Since early 2020, the United States has seen the most positive tests overall.
It’s reported more than 45 million since the pandemic hit.
Daily case numbers have fluctuated wildly.
Last year they rose and then plateaued in the spring, rose and then plateaued in the summer.
But during the winter months of late 2020 and early 2021, American health officials reported their highest numbers of new cases, a daily average of more than 250,000 in early January according to the New York Times.
The numbers dropped significantly in the weeks and months after that.
And despite a slight rise in mid-April, new positive tests reached a low point by mid-June.

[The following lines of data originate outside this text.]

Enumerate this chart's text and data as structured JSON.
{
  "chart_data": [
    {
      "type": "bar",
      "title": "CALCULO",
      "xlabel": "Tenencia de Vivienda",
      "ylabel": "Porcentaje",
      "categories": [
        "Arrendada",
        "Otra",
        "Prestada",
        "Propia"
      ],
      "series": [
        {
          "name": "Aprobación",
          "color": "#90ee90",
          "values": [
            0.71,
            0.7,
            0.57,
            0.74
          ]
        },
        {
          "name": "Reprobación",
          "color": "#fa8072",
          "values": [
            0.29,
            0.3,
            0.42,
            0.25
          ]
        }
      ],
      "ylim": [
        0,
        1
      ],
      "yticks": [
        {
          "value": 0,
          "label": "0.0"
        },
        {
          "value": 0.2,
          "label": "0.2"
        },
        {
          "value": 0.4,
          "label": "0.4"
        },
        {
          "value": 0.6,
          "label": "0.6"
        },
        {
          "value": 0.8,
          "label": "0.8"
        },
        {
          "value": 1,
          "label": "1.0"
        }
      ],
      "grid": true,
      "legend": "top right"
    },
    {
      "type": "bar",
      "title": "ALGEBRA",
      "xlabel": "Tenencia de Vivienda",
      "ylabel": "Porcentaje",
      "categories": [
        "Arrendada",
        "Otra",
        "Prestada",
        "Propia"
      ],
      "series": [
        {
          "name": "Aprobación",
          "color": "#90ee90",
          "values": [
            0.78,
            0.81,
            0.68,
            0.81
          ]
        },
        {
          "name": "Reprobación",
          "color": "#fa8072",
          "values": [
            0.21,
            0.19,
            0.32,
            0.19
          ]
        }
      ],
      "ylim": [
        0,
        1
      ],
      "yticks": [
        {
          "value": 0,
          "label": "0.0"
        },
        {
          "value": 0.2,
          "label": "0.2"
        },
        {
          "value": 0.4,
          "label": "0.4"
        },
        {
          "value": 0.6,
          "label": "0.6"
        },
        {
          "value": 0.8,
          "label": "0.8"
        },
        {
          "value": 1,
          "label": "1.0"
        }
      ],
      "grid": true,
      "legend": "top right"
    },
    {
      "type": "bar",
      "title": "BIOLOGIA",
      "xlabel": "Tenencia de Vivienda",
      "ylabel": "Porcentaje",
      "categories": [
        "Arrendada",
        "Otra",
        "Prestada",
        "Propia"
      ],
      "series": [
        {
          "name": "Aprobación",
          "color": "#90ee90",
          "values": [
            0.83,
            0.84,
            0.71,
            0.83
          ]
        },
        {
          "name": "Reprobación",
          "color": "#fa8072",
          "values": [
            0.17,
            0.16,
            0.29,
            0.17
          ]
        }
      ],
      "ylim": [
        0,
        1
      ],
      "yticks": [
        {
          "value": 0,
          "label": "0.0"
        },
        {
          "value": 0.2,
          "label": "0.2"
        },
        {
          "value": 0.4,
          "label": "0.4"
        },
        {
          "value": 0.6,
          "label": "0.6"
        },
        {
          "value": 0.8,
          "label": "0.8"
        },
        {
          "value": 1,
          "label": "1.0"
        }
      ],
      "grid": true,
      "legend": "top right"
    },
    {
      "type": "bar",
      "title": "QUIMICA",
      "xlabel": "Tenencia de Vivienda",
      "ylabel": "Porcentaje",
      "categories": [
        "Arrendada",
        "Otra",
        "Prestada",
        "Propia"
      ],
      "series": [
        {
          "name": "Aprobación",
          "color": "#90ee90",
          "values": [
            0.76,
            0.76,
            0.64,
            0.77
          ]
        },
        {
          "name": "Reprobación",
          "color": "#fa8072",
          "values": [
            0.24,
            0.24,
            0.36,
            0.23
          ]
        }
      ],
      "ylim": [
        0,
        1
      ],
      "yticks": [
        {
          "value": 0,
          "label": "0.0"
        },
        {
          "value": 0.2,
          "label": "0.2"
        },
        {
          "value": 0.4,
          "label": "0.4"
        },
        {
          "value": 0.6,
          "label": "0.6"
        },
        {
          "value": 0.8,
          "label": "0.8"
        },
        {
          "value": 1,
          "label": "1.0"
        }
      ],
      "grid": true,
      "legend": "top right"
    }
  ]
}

But then a new variant, a new strain of the disease arrived in America.
It’s called Delta.
And health officials say it was largely responsible for the next spike in COVID cases, which peaked at an average of more than 175,000 per day in mid-September.
That’s why the steady decrease that America has seen since then is both hopeful and concerning.
Hopeful because of the number of new cases is headed in the right direction, down.
Concerning, because the nation’s been here before.
And a new COVID strain that causes another spike in cases is still possible.
Again though, all this is only for the U.S.
On the other side of the Northern Hemisphere, Russia has seen a sharp climb in cases since last month.
It’s currently averaging more than 32,000 positive tests per day.
In an effort to keep the virus from spreading, the Russian capital of Moscow plans to lockdown from October 28th to November 7th.
Moscow’s mayor says historic numbers of cases are expected there in the coming days.
Overall, the numbers have charted a bumpy graph worldwide with cases rising and falling, as different nations have reported different impacts at different times.